Boys and girls learn the lion dance at the Chinese Center of Long Island, in West Hempstead. Credit: Bruce Gilbert
Inside the glass-paneled studio, Nick Lew, a college senior from New Hyde Park, has been demonstrating for his younger charges the leaps and bounds of an age-old dance in which humans are costumed as a lion, folkloric protector against evil and bearer of good fortune. Lew models the jungle cat's stealthy legs, paws, head and chest. He mimes a piercing stare at an imagined spot on a wall straight ahead.
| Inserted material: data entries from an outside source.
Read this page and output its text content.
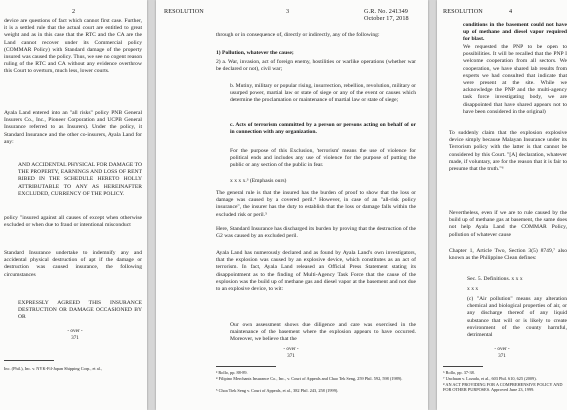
2

device are questions of fact which cannot first case. Further, it is a settled rule that the actual court are entitled to great weight and as in this case that the RTC and the CA are the Land cannot recover under its Commercial policy (COMMAR Policy) with Standard damage of the property insured was caused the policy. Thus, we see no cogent reason ruling of the RTC and CA without any evidence overthrow this Court to overturn, much less, lower courts.

Ayala Land entered into an "all risks" policy PNB General Insurers Co., Inc., Pioneer Corporation and UCPB General Insurance referred to as Insurers). Under the policy, it Standard Insurance and the other co-insurers, Ayala Land for any:

AND ACCIDENTAL PHYSICAL FOR DAMAGE TO THE PROPERTY, EARNINGS AND LOSS OF RENT RIBED IN THE SCHEDULE HERETO HOLLY ATTRIBUTABLE TO ANY AS HEREINAFTER EXCLUDED, CURRENCY OF THE POLICY.

policy "insured against all causes of except when otherwise excluded or when due to fraud or intentional misconduct

Standard Insurance undertake to indemnify any and accidental physical destruction of apt if the damage or destruction was caused insurance, the following circumstances

EXPRESSLY AGREED THIS INSURANCE DESTRUCTION OR DAMAGE OCCASIONED BY OR

- over -
371
Inc. (Phil.), Inc. v. NYK-Fil-Japan Shipping Corp., et al.,
RESOLUTION	3	G.R. No. 241349
October 17, 2018
through or in consequence of, directly or indirectly, any of the following:
1) Pollution, whatever the cause;
2) a. War, invasion, act of foreign enemy, hostilities or warlike operations (whether war be declared or not), civil war;
b. Mutiny, military or popular rising, insurrection, rebellion, revolution, military or usurped power, martial law or state of siege or any of the event or causes which determine the proclamation or maintenance of martial law or state of siege;
c. Acts of terrorism committed by a person or persons acting on behalf of or in connection with any organization.
For the purpose of this Exclusion, 'terrorism' means the use of violence for political ends and includes any use of violence for the purpose of putting the public or any section of the public in fear.
x x x x.³ (Emphasis ours)
The general rule is that the insured has the burden of proof to show that the loss or damage was caused by a covered peril.⁴ However, in case of an "all-risk policy insurance", the insurer has the duty to establish that the loss or damage falls within the excluded risk or peril.⁵
Here, Standard Insurance has discharged its burden by proving that the destruction of the G2 was caused by an excluded peril.
Ayala Land has numerously declared and as found by Ayala Land's own investigators, that the explosion was caused by an explosive device, which constitutes as an act of terrorism. In fact, Ayala Land released an Official Press Statement stating its disappointment as to the finding of Multi-Agency Task Force that the cause of the explosion was the build up of methane gas and diesel vapor at the basement and not due to an explosive device, to wit:
Our own assessment shows due diligence and care was exercised in the maintenance of the basement where the explosion appears to have occurred. Moreover, we believe that the
- over -
371
³ Rollo, pp. 88-89.
⁴ Filipino Merchants Insurance Co., Inc., v. Court of Appeals and Chao Tek Seng, 259 Phil. 592, 598 (1989).
⁵ Choa Tiek Seng v. Court of Appeals, et al., 382 Phil. 243, 258 (1999).
RESOLUTION	4
conditions in the basement could not have up of methane and diesel vapor required for blast.
We requested the PNP to be open to possibilities. It will be recalled that the PNP I welcome cooperation from all sectors. We cooperation, we have shared lab results from experts we had consulted that indicate that were present at the site. While we acknowledge the PNP and the multi-agency task force investigating body, we are disappointed that have shared appears not to have been considered in the original)
To suddenly claim that the explosion explosive device simply because Malayan Insurance under its Terrorism policy with the latter is that cannot be considered by this Court. "[A] declaration, whatever made, if voluntary, are for the reason that it is fair to presume that the truth."⁶
Nevertheless, even if we are to rule caused by the build up of methane gas at basement, the same does not help Ayala Land the COMMAR Policy, pollution of whatever cause
Chapter 1, Article Two, Section 3(5) 8749,⁷ also known as the Philippine Clean defines:
Sec. 5. Definitions. x x x
x x x
(c) "Air pollution" means any alteration chemical and biological properties of air, or any discharge thereof of any liquid substance that will or is likely to create environment of the county harmful, detrimental
- over -
371
⁶ Rollo, pp. 37-38.
⁷ Unchuan v. Lozada, et al., 603 Phil. 610, 625 (2009).
⁸ AN ACT PROVIDING FOR A COMPREHENSIVE POLICY AND FOR OTHER PURPOSES. Approved June 23, 1999.
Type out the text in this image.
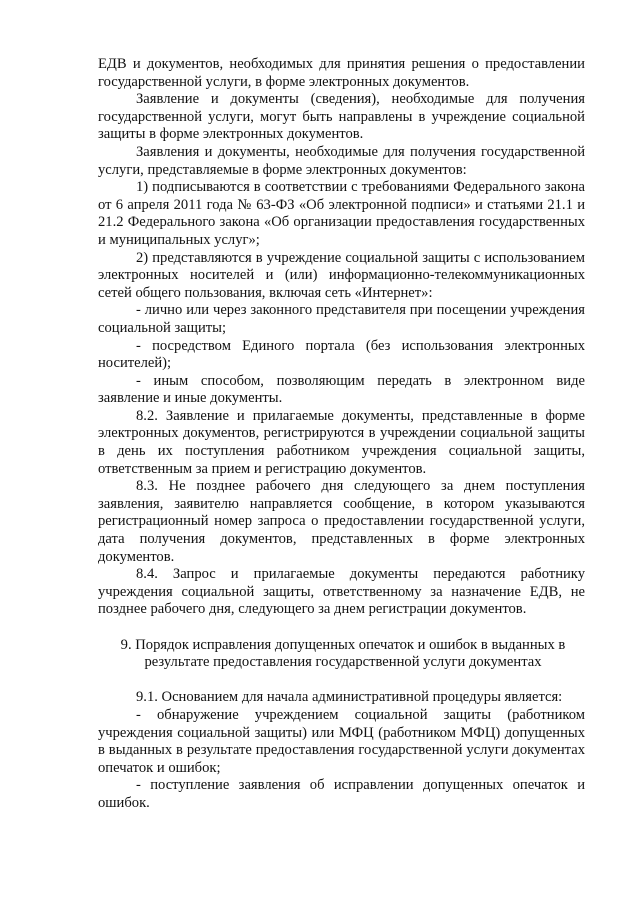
ЕДВ и документов, необходимых для принятия решения о предоставлении государственной услуги, в форме электронных документов.

Заявление и документы (сведения), необходимые для получения государственной услуги, могут быть направлены в учреждение социальной защиты в форме электронных документов.

Заявления и документы, необходимые для получения государственной услуги, представляемые в форме электронных документов:

1) подписываются в соответствии с требованиями Федерального закона от 6 апреля 2011 года № 63-ФЗ «Об электронной подписи» и статьями 21.1 и 21.2 Федерального закона «Об организации предоставления государственных и муниципальных услуг»;

2) представляются в учреждение социальной защиты с использованием электронных носителей и (или) информационно-телекоммуникационных сетей общего пользования, включая сеть «Интернет»:

- лично или через законного представителя при посещении учреждения социальной защиты;

- посредством Единого портала (без использования электронных носителей);

- иным способом, позволяющим передать в электронном виде заявление и иные документы.

8.2. Заявление и прилагаемые документы, представленные в форме электронных документов, регистрируются в учреждении социальной защиты в день их поступления работником учреждения социальной защиты, ответственным за прием и регистрацию документов.

8.3. Не позднее рабочего дня следующего за днем поступления заявления, заявителю направляется сообщение, в котором указываются регистрационный номер запроса о предоставлении государственной услуги, дата получения документов, представленных в форме электронных документов.

8.4. Запрос и прилагаемые документы передаются работнику учреждения социальной защиты, ответственному за назначение ЕДВ, не позднее рабочего дня, следующего за днем регистрации документов.

9. Порядок исправления допущенных опечаток и ошибок в выданных в результате предоставления государственной услуги документах

9.1. Основанием для начала административной процедуры является:

- обнаружение учреждением социальной защиты (работником учреждения социальной защиты) или МФЦ (работником МФЦ) допущенных в выданных в результате предоставления государственной услуги документах опечаток и ошибок;

- поступление заявления об исправлении допущенных опечаток и ошибок.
A trio of teens manages the percussion. The three pound a kettledrum, clang cymbals and a gong as Lew crouches behind a solo dancer under his tutelage. He steers her backward glide. They pounce left, then right, and her 5-foot frame is hoisted above the polished wood floor. The two are flush-faced, breathing hard and laughing at their goof-ups. This is fun but also part of the Chinese Center on Long Island's earnest exercise in sustaining ancient traditions in America.
"A lot of the performances have meaning behind them," said Lew, 22, one in a roster of center alumni who now are volunteer instructors.
Among Lew's favorite choreography is a piece starring a head of lettuce. The lions "blink at it. They dance around it," he said. "Eventually they eat the lettuce, though at the end they spit it out at the audience. That is a symbol of spreading joy and prosperity to the people around you. My grandparents had been telling me about these things since I was a little kid. Performing these dances has helped to keep the stories stuck in my head."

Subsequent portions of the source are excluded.